I’m not so sure, a life with suicidal ideation makes normal day to day, run of the mill tasks strenuous. I wonder what it’s like, to not feel this way. It’s all I’ve known since I was 13 – it’s not always constant but it’s always there, like a haze at the back of mind until the fog takes over.

But I want the fog to disappear. I want to see the sun and feel the fresh air again, that typical girl-running-through-a-field happiness is something I crave. That sense of freedom, like I could do anything. I really do want the fog to disappear. I just don’t know how.

I think the problem is we push ourselves so hard to be our best versions, we naturally want people to like us, we try to please others and in turn we lose our own happiness by trying to create it for others. What would happen if we lost our toxic friends, the job that makes us miserable? Would it be so wrong for us to take Mental Health days? Why is it so hard for people to accept that our brain can be damaged? If we fall, everyone runs to make sure we’re okay. If its a broken leg, everyone wants to sign our cast. If we have cancer, people visit the hospital. But a chemical imbalance? It’s for attention, or its us just being pathetic. How do you beat a society that would rather make you work with tears rolling down your cheeks than one that tells us it is in fact okay to not be okay.

Because it is. I am not okay – and that in itself is okay.

If you’re experiencing anything like what I have written then please feel free to message me, also try to reach out to a loved one or a doctor. You are not alone in this.

The Loss of Hope

My mind is foggy, distant, a suffocation.

My eyes are tired, heavy, two glazed shells.

My emotions are anger, fear and the loss of hope.

I’m sat in a world that is too fast for me, the never ending, never stopping pace is something I can’t keep up with. I feel myself losing grip on my life, my sanity. I try to keep going and enjoy my nine-to-five, my drunk weekends, my Netflix marathons yet every waking moment I have a dagger pain in my chest that leaves me with the inability to breathe comfortably. My head feels too full of air with no way to extract it. My limbs and muscles ache and pull me down all while I feel the hatred for life grow. Not life as a whole, but just my own.
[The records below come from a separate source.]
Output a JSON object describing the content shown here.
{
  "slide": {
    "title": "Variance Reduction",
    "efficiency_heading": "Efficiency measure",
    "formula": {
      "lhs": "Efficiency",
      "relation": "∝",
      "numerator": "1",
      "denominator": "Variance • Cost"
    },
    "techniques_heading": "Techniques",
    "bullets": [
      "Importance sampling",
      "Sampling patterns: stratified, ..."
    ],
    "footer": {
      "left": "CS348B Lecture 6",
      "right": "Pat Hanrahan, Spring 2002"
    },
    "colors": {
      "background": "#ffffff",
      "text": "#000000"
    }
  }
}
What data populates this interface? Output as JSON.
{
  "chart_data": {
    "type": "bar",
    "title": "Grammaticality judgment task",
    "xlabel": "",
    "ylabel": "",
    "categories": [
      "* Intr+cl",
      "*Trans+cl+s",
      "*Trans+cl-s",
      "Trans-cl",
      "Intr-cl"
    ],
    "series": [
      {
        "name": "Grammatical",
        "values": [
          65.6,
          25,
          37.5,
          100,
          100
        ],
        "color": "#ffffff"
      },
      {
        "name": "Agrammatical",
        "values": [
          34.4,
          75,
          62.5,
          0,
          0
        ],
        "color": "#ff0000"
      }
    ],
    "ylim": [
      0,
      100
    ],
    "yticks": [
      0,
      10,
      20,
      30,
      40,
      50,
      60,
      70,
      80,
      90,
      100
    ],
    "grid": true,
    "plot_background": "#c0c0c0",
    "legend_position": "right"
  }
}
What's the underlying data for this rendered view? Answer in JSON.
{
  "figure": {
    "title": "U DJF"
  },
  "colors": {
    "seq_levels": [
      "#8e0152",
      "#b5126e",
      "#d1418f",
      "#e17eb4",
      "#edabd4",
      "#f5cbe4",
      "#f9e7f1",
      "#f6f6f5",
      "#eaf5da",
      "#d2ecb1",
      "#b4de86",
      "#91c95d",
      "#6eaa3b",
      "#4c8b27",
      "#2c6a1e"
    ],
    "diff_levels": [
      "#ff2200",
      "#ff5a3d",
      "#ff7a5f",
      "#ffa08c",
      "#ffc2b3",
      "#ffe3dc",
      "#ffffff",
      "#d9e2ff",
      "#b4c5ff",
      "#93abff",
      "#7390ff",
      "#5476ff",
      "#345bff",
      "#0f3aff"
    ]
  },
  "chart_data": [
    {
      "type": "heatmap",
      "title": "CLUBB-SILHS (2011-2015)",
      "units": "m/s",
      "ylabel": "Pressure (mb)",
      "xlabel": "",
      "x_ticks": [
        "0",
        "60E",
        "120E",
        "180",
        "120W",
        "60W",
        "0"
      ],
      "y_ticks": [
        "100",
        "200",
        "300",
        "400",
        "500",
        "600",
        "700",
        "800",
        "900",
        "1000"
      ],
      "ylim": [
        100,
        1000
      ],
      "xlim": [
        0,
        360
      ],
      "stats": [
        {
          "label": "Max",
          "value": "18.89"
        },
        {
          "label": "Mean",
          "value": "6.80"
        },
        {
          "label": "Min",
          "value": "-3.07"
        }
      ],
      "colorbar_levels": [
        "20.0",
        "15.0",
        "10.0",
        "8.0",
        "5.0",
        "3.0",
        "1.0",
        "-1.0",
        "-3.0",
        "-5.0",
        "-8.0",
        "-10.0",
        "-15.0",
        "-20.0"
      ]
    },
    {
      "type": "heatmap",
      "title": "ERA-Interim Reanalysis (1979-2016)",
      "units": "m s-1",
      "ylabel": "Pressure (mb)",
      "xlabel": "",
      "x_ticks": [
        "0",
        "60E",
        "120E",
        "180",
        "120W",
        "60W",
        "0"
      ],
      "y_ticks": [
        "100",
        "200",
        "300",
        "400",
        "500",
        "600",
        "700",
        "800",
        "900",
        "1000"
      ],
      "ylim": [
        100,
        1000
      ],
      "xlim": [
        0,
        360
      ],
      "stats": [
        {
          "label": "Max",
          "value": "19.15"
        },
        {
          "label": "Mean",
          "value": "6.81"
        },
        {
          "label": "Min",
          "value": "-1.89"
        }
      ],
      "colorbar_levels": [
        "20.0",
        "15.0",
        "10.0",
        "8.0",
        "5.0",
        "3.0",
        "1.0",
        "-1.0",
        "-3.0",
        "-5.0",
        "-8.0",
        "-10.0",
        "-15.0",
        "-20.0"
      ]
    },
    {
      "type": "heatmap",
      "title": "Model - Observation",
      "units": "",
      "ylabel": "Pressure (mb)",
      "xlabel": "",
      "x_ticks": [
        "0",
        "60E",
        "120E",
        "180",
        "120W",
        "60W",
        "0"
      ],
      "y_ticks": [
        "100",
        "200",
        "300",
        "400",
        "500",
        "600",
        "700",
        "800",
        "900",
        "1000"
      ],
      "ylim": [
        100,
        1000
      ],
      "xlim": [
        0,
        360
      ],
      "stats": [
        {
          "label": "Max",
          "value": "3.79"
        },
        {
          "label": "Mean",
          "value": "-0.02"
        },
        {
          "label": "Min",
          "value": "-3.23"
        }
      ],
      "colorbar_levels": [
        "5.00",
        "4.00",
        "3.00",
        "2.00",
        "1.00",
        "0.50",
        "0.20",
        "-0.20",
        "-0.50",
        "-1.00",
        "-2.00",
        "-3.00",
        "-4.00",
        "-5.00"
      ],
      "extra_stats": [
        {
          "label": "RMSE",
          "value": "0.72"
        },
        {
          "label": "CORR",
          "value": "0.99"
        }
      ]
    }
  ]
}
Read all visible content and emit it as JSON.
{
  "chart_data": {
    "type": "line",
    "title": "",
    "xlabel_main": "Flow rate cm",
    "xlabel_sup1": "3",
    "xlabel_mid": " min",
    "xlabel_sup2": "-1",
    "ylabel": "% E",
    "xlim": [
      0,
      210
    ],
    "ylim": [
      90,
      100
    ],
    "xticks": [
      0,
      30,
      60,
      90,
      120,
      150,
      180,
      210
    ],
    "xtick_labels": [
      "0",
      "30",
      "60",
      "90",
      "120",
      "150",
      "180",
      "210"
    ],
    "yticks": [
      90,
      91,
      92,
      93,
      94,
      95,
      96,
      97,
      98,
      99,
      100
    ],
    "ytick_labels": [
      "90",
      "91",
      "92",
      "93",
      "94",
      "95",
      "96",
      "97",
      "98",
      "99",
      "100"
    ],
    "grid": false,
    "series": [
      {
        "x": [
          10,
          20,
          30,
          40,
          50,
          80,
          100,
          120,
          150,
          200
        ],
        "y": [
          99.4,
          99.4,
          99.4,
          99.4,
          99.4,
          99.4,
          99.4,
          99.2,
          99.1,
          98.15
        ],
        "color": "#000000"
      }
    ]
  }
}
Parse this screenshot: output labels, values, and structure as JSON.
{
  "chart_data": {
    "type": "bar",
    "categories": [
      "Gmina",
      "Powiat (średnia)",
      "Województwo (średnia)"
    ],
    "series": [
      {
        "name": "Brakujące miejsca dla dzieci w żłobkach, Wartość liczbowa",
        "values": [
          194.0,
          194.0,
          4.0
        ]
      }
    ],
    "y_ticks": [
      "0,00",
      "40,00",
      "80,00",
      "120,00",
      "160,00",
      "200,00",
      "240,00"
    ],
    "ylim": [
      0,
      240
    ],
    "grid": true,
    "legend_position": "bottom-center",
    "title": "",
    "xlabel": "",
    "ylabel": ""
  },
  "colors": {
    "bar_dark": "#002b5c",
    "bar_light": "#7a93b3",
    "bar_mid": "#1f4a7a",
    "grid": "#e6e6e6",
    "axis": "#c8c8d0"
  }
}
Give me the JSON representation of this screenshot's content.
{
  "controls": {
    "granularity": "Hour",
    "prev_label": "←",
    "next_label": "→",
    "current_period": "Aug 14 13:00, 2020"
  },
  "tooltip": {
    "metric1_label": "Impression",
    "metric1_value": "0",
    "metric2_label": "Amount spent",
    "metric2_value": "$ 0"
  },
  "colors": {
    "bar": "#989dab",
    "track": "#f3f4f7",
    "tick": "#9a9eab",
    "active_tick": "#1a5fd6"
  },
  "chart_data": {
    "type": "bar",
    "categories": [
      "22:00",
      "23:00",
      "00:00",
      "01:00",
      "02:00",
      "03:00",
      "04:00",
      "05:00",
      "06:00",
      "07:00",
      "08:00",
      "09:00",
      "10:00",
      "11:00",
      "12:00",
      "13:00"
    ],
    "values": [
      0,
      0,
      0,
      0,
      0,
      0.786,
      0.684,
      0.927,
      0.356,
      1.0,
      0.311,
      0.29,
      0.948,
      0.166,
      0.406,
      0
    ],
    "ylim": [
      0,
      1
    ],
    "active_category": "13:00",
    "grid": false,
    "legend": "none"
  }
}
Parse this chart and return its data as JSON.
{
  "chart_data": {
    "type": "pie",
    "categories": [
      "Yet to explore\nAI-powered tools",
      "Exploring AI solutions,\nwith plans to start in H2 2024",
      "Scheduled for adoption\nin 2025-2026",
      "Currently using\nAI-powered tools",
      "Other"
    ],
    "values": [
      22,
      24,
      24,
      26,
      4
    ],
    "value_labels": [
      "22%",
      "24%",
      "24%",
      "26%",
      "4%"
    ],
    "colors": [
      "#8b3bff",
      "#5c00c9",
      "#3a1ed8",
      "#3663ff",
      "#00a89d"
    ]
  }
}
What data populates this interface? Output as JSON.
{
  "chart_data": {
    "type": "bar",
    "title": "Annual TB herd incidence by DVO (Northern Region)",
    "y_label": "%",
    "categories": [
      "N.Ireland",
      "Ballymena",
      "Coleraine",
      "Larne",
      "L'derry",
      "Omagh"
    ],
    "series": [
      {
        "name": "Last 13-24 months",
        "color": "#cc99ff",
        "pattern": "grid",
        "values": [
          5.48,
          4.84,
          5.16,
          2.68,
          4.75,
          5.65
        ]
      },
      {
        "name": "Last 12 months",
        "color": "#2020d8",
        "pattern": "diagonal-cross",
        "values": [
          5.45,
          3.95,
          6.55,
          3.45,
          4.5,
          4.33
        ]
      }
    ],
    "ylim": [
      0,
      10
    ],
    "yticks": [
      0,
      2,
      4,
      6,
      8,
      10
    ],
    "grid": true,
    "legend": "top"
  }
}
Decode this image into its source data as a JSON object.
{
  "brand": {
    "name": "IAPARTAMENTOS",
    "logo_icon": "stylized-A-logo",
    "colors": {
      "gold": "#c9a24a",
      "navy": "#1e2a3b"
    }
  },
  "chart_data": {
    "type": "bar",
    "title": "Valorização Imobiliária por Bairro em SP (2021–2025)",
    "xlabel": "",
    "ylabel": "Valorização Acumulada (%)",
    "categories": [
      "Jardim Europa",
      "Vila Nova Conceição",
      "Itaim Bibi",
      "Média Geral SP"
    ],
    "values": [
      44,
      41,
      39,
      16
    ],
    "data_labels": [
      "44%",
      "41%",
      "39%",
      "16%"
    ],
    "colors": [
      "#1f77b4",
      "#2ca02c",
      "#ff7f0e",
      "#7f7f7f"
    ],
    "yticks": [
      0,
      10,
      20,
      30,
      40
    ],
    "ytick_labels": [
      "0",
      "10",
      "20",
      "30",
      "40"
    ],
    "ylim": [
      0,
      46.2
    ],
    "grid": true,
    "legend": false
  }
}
I imagine a beautiful life but it’s hard to see it when the people you believe would be in it are no longer, I imagine an excelling career when I have no prospects, I see a family, invites to events, glamorous outfits and perfect locks yet all the time I gaze into it, I feel it slip away further and further, into the depths of nothing.

I don’t want to be like this but I wonder, how much longer will I last? How long can I go before the crumbling creates an avalanche? How bad do I have to feel to be on the receiving end of support? How do I ask? How do I explain a mind that does not work?

Or is it a life of war on myself, will it forever be a constant fight to not step out in front of a speeding car? Will it be a constant fear that I end up in hospital, either at my own hand or someone else’s? Do I need to forever live with the fear of someone leaving me? Watching me? Taunting me? Will I always be terrified of those around me, as well as myself? Will there ever be a point in this life where I feel content? Comfortable? God forbid, even happy?

I’m not sure how to fix this, I’m not sure that I want too. I’m not ready for the failure or the famous disappointed-but-not-surprised glint in my peers eyes as they realise there is no saving me? That this is me. That this is all I am.

Is there more to life than this feeling of empty sadness? Or are some people just not built for this world? I don’t know. I used to think everyone was here because they were able to handle the fierceness of this life and yet I wonder, am I? Am I fierce enough, brave enough? Is my spirit fiery enough to fight through my broken soul? Am I the light in anyone’s life?

More importantly, could I be the light in my own?